Transcript from the "Parameters" Lesson
>> Richard Feldman: We can also have a list. Notice, by the way, that this does not say names is a list, it's more specific than that. It says that names is a list of strings, that's how you can read this type annotation. There is the list, then there is a space, or some white space, followed by the thing that is the type of its element, the elements in the list.
[00:00:20] So as we talked about earlier, lists in Elm have to have a consistent type, every element has to be the same type. And that's captured in the type annotation. We say, this is not just a list, this is a list of strings. That's not optional, you have to say here is what kind of list it is.
[00:00:35] That makes List what's known as a parameterized type. So it's a parameterized type because saying List by itself is not enough. You have to give it some extra piece of information, which is known as the type parameter. So in this case, String is the type parameter that corresponds to the parameterized type of List.

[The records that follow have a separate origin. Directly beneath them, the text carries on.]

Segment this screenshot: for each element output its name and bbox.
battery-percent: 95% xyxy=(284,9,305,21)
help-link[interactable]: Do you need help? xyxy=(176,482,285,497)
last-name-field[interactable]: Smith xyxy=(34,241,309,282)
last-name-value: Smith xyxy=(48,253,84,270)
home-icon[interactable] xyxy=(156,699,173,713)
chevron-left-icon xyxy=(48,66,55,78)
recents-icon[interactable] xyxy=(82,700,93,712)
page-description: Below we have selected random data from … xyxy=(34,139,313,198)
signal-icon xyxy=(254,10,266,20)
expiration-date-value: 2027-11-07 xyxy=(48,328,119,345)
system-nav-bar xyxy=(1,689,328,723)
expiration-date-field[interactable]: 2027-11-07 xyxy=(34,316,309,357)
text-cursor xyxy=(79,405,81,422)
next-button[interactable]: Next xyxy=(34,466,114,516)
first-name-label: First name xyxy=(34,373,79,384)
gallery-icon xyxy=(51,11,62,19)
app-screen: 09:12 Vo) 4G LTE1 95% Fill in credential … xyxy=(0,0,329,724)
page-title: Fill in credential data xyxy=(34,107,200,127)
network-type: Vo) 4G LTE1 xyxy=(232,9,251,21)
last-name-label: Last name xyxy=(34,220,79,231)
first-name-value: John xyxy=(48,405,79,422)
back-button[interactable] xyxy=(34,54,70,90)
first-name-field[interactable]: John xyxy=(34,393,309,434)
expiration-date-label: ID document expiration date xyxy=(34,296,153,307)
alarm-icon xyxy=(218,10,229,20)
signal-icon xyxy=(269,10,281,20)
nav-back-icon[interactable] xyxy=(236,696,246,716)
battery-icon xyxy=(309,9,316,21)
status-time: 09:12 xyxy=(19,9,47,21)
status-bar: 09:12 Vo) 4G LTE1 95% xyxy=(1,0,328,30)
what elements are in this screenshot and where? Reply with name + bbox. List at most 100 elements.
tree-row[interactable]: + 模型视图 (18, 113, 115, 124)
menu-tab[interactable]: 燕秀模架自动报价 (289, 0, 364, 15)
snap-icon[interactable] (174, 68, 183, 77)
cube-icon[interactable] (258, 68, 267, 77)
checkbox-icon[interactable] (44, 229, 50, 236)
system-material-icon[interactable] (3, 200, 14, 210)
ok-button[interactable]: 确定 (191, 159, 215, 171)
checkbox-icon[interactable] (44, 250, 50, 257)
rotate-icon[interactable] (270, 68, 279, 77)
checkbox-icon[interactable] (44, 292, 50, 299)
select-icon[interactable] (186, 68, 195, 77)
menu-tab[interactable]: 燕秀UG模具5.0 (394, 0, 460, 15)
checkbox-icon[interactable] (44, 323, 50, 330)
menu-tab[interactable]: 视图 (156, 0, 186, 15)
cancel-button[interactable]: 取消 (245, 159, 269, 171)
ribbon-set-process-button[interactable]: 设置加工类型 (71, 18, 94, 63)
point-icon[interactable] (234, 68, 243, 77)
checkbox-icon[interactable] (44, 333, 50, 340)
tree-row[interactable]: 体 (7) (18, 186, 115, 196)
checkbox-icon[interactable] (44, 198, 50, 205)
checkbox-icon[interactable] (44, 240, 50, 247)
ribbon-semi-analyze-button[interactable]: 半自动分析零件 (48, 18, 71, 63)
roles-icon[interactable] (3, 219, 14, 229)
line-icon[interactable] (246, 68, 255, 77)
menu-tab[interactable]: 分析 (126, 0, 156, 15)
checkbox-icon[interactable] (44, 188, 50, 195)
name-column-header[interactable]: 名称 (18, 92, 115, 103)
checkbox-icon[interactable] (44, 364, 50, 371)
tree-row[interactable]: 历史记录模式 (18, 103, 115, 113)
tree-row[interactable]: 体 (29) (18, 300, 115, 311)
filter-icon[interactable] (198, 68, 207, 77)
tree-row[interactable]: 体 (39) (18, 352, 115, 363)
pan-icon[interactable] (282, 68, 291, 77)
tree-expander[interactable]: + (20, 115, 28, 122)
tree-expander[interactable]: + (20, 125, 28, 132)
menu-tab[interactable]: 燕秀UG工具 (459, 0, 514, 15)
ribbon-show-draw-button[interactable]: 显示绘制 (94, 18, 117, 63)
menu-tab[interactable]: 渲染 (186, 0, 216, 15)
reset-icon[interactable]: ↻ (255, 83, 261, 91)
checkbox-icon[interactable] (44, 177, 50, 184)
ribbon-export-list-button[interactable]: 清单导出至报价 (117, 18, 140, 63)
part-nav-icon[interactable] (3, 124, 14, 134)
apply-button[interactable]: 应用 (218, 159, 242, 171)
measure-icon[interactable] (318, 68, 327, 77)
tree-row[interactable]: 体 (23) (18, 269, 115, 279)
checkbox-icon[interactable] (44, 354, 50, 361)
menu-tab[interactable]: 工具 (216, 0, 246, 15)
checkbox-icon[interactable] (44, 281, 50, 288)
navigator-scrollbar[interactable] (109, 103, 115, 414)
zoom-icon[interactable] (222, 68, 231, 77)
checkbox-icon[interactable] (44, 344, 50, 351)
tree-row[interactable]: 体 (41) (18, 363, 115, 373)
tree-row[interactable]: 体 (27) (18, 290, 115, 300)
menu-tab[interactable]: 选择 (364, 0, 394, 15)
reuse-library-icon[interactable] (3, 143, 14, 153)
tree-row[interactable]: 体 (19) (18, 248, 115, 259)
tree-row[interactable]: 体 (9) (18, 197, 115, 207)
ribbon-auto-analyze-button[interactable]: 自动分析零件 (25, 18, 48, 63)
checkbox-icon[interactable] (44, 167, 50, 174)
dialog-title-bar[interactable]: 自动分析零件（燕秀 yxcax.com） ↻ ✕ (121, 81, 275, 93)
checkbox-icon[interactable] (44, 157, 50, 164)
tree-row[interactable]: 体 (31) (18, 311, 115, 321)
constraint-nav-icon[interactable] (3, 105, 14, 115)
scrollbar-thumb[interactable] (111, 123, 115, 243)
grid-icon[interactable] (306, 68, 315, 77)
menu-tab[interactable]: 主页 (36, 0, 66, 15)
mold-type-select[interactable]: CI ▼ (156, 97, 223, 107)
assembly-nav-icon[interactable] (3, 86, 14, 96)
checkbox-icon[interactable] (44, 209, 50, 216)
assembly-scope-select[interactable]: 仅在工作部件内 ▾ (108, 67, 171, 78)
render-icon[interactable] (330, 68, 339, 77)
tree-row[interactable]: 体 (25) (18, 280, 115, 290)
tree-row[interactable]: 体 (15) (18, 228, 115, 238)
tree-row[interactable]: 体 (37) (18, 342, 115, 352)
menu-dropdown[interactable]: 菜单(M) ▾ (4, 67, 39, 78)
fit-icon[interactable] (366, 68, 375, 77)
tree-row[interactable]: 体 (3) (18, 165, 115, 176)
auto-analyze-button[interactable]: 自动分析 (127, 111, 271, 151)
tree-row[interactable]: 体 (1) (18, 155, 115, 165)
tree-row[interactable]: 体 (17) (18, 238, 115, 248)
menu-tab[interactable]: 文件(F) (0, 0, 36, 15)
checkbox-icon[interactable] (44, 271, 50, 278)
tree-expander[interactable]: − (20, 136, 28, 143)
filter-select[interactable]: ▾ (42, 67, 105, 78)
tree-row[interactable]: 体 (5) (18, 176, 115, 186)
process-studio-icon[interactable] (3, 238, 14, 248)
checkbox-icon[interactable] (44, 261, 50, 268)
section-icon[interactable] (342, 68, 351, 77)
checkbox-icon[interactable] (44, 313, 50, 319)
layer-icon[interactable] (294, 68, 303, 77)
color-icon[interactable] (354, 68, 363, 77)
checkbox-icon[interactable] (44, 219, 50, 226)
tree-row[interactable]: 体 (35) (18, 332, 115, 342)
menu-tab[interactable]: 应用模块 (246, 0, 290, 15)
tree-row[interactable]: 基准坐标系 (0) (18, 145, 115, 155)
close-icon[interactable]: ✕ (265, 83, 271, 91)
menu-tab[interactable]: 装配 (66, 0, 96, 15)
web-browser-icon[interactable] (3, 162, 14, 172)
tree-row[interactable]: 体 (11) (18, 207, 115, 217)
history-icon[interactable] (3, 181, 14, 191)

>> Richard Feldman: And the way that we would read this out loud is this is a list of strings. You can also have a list of bools, that's totally valid. Or a list of floats, also totally valid. But just like when I have to add an accurate annotation to any of my primitives that are not parameterized types, I also have to be accurate with not just the parameterized type in general, but also its type parameter has to be accurate.
[00:01:20] So if I change this from List Float to List Int. But it's still actually holding onto floats, that is to say numbers that have a decimal point in them and are not integers. I will get a compile error, this will not compile. It'll say, nope, that's an inaccurate annotation.
[00:01:33] I know that these is a list of floats, you cannot call that a list of ints. It won't accept that.